Zitat von sysopImmer mehr Wehrdienstpflichtige werden derzeit aus teils unverständlichen Gründen ausgemustert. Von Wehrgerechtigkeit kann oft kaum noch gesprochen werden. Wie sind Ihre Erfahrungen?
Tja, mein Bruder wurde als T1 gemustert und am Tag meiner Vereidigung wurde er arbeitslos und blieb es für die nächsten 9 Monate (mit kleinen Unterbrechungen).

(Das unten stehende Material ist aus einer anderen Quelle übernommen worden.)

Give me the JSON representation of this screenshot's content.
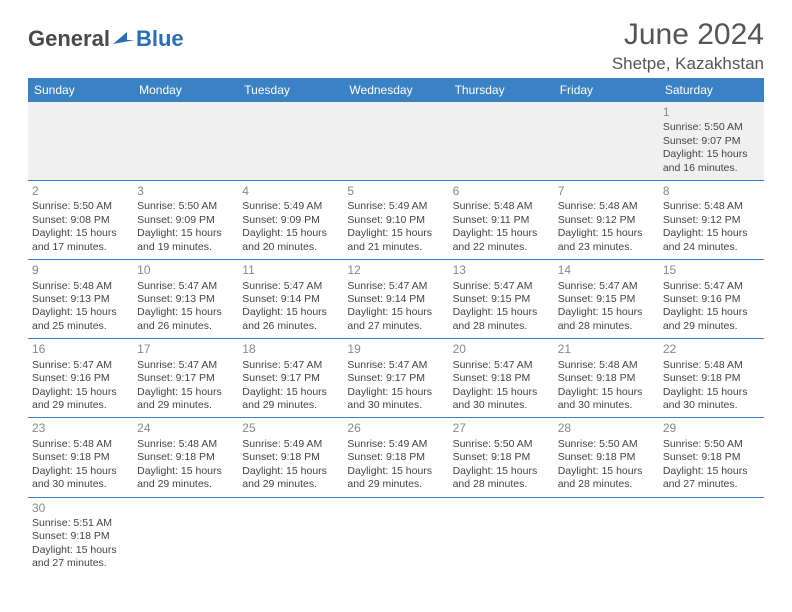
{
  "logo": {
    "part1": "General",
    "part2": "Blue"
  },
  "header": {
    "month": "June 2024",
    "location": "Shetpe, Kazakhstan"
  },
  "colors": {
    "header_bg": "#3b82c4",
    "header_text": "#ffffff",
    "divider": "#3b82c4",
    "daynum": "#888888",
    "body_text": "#444444",
    "empty_bg": "#f0f0f0",
    "logo_general": "#4a4a4a",
    "logo_blue": "#2a6fb5"
  },
  "weekdays": [
    "Sunday",
    "Monday",
    "Tuesday",
    "Wednesday",
    "Thursday",
    "Friday",
    "Saturday"
  ],
  "weeks": [
    [
      null,
      null,
      null,
      null,
      null,
      null,
      {
        "n": "1",
        "sr": "Sunrise: 5:50 AM",
        "ss": "Sunset: 9:07 PM",
        "d1": "Daylight: 15 hours",
        "d2": "and 16 minutes."
      }
    ],
    [
      {
        "n": "2",
        "sr": "Sunrise: 5:50 AM",
        "ss": "Sunset: 9:08 PM",
        "d1": "Daylight: 15 hours",
        "d2": "and 17 minutes."
      },
      {
        "n": "3",
        "sr": "Sunrise: 5:50 AM",
        "ss": "Sunset: 9:09 PM",
        "d1": "Daylight: 15 hours",
        "d2": "and 19 minutes."
      },
      {
        "n": "4",
        "sr": "Sunrise: 5:49 AM",
        "ss": "Sunset: 9:09 PM",
        "d1": "Daylight: 15 hours",
        "d2": "and 20 minutes."
      },
      {
        "n": "5",
        "sr": "Sunrise: 5:49 AM",
        "ss": "Sunset: 9:10 PM",
        "d1": "Daylight: 15 hours",
        "d2": "and 21 minutes."
      },
      {
        "n": "6",
        "sr": "Sunrise: 5:48 AM",
        "ss": "Sunset: 9:11 PM",
        "d1": "Daylight: 15 hours",
        "d2": "and 22 minutes."
      },
      {
        "n": "7",
        "sr": "Sunrise: 5:48 AM",
        "ss": "Sunset: 9:12 PM",
        "d1": "Daylight: 15 hours",
        "d2": "and 23 minutes."
      },
      {
        "n": "8",
        "sr": "Sunrise: 5:48 AM",
        "ss": "Sunset: 9:12 PM",
        "d1": "Daylight: 15 hours",
        "d2": "and 24 minutes."
      }
    ],
    [
      {
        "n": "9",
        "sr": "Sunrise: 5:48 AM",
        "ss": "Sunset: 9:13 PM",
        "d1": "Daylight: 15 hours",
        "d2": "and 25 minutes."
      },
      {
        "n": "10",
        "sr": "Sunrise: 5:47 AM",
        "ss": "Sunset: 9:13 PM",
        "d1": "Daylight: 15 hours",
        "d2": "and 26 minutes."
      },
      {
        "n": "11",
        "sr": "Sunrise: 5:47 AM",
        "ss": "Sunset: 9:14 PM",
        "d1": "Daylight: 15 hours",
        "d2": "and 26 minutes."
      },
      {
        "n": "12",
        "sr": "Sunrise: 5:47 AM",
        "ss": "Sunset: 9:14 PM",
        "d1": "Daylight: 15 hours",
        "d2": "and 27 minutes."
      },
      {
        "n": "13",
        "sr": "Sunrise: 5:47 AM",
        "ss": "Sunset: 9:15 PM",
        "d1": "Daylight: 15 hours",
        "d2": "and 28 minutes."
      },
      {
        "n": "14",
        "sr": "Sunrise: 5:47 AM",
        "ss": "Sunset: 9:15 PM",
        "d1": "Daylight: 15 hours",
        "d2": "and 28 minutes."
      },
      {
        "n": "15",
        "sr": "Sunrise: 5:47 AM",
        "ss": "Sunset: 9:16 PM",
        "d1": "Daylight: 15 hours",
        "d2": "and 29 minutes."
      }
    ],
    [
      {
        "n": "16",
        "sr": "Sunrise: 5:47 AM",
        "ss": "Sunset: 9:16 PM",
        "d1": "Daylight: 15 hours",
        "d2": "and 29 minutes."
      },
      {
        "n": "17",
        "sr": "Sunrise: 5:47 AM",
        "ss": "Sunset: 9:17 PM",
        "d1": "Daylight: 15 hours",
        "d2": "and 29 minutes."
      },
      {
        "n": "18",
        "sr": "Sunrise: 5:47 AM",
        "ss": "Sunset: 9:17 PM",
        "d1": "Daylight: 15 hours",
        "d2": "and 29 minutes."
      },
      {
        "n": "19",
        "sr": "Sunrise: 5:47 AM",
        "ss": "Sunset: 9:17 PM",
        "d1": "Daylight: 15 hours",
        "d2": "and 30 minutes."
      },
      {
        "n": "20",
        "sr": "Sunrise: 5:47 AM",
        "ss": "Sunset: 9:18 PM",
        "d1": "Daylight: 15 hours",
        "d2": "and 30 minutes."
      },
      {
        "n": "21",
        "sr": "Sunrise: 5:48 AM",
        "ss": "Sunset: 9:18 PM",
        "d1": "Daylight: 15 hours",
        "d2": "and 30 minutes."
      },
      {
        "n": "22",
        "sr": "Sunrise: 5:48 AM",
        "ss": "Sunset: 9:18 PM",
        "d1": "Daylight: 15 hours",
        "d2": "and 30 minutes."
      }
    ],
    [
      {
        "n": "23",
        "sr": "Sunrise: 5:48 AM",
        "ss": "Sunset: 9:18 PM",
        "d1": "Daylight: 15 hours",
        "d2": "and 30 minutes."
      },
      {
        "n": "24",
        "sr": "Sunrise: 5:48 AM",
        "ss": "Sunset: 9:18 PM",
        "d1": "Daylight: 15 hours",
        "d2": "and 29 minutes."
      },
      {
        "n": "25",
        "sr": "Sunrise: 5:49 AM",
        "ss": "Sunset: 9:18 PM",
        "d1": "Daylight: 15 hours",
        "d2": "and 29 minutes."
      },
      {
        "n": "26",
        "sr": "Sunrise: 5:49 AM",
        "ss": "Sunset: 9:18 PM",
        "d1": "Daylight: 15 hours",
        "d2": "and 29 minutes."
      },
      {
        "n": "27",
        "sr": "Sunrise: 5:50 AM",
        "ss": "Sunset: 9:18 PM",
        "d1": "Daylight: 15 hours",
        "d2": "and 28 minutes."
      },
      {
        "n": "28",
        "sr": "Sunrise: 5:50 AM",
        "ss": "Sunset: 9:18 PM",
        "d1": "Daylight: 15 hours",
        "d2": "and 28 minutes."
      },
      {
        "n": "29",
        "sr": "Sunrise: 5:50 AM",
        "ss": "Sunset: 9:18 PM",
        "d1": "Daylight: 15 hours",
        "d2": "and 27 minutes."
      }
    ],
    [
      {
        "n": "30",
        "sr": "Sunrise: 5:51 AM",
        "ss": "Sunset: 9:18 PM",
        "d1": "Daylight: 15 hours",
        "d2": "and 27 minutes."
      },
      null,
      null,
      null,
      null,
      null,
      null
    ]
  ]
}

Es wundert mich bis heute warum der nie eingezogen wurde, ich meine wie oft hat man schon einen T1?
San Juan, 30.08.2007
2. Politik
Bei allem, wo Politiker ihre Dreckspfoten reinstecken, kann nur noch Dreck rauskommen. Warum sollte es bei der Wehrgerechtigkeit anders sein. Es gibt genügend Juristen in der Politik. Da wird man doch eine Vergewaltigung schon mal eine Wohltat nenen dürfen.
ax0l0tl 30.08.2007
3.
Fuer maennliche Studenten, die ihr Studium vor Einfuehrung der Studiengebuehren begonnen haben und Wehrpflicht oder Ersatzdienst, also einen Dienst zum Wohle der Allgemeinheit, getaetigt haben ist die Tatsache, dass Gleichaltrige nicht zum "Bund" mussten, sprich ein Jahr laenger umsonst studieren konnten, ein Schlag ins gesicht.
teuton1c 30.08.2007
4. Da wundert sich einer?
Es ist doch völlig logisch, dass die Bundeswehr, die ohnehin chronisch unterfinanziert ist, zusieht, dass sie sich keine vorbelasteten Halbinvaliden holt. Kann sich hier überhaupt jemand vorstellen, wie Bundeswehrärzte, Zahnärzte etc. von Wehrpflichtigen belagert werden, die noch schnell einen kostenlosen Zahnersatz brauchen? Oder von Rekruten, die sich am Wochenende beim Fußball die Knochen kaputt treten lassen und dann montags freudestrahlend im Bundeswehrkrankenhaus sitzen? Ich kann dieses ganze gemeckere nicht nachvollziehen. Ich wollte den Grundwehrdienst als unverbindliche Probezeit nutzen, um herauszufinden, ob ich die Offizierlaufbahn einschlagen will. Ich bin während meiner Ausbildung T1 gemustert worden, weil ich gesagt hab 'nein, nein, gegen den Heuschnupfen brauch ich keine Medikamente, so wild ist das nicht' und dann hab ich mich bis zum Ende der Ausbildung zurückstellen lassen. Mit bestandener Prüfung habe ich mich beim KWE gemeldet und konnte mir einen Ort zum Dienst und die damit verbundene Tätigkeit AUSSUCHEN! Ich bin als Informatikkaufmann mit offenen Armen empfangen worden! Da geblieben bin ich zwar doch nicht, aber das hatte nichts mit den Strukturen der Bundeswehr zu tun. Ich wüsste nicht worüber man sich in dieser ganzen Angelegenheit beschweren sollte. Ich kann ganz gut verstehen, dass die BW sich geeignete GWDL rauspickt, von denen sie profitiert und wo sie nicht nur Geld hinterherschmeißt. KNT
SHODAN_NET, 30.08.2007
5.
Vor paar Jahren wurde ich auf T2 gemustert. Gab auch noch T7er. Aber was heute praktiziert wird, ist ja doof. Dann sollte man die Wehrplficht gleich abschaffen und einen sozialen Dienst für Frauen und Männern einführen. Die bestehende Regelung diskriminiert Männer ohnehin!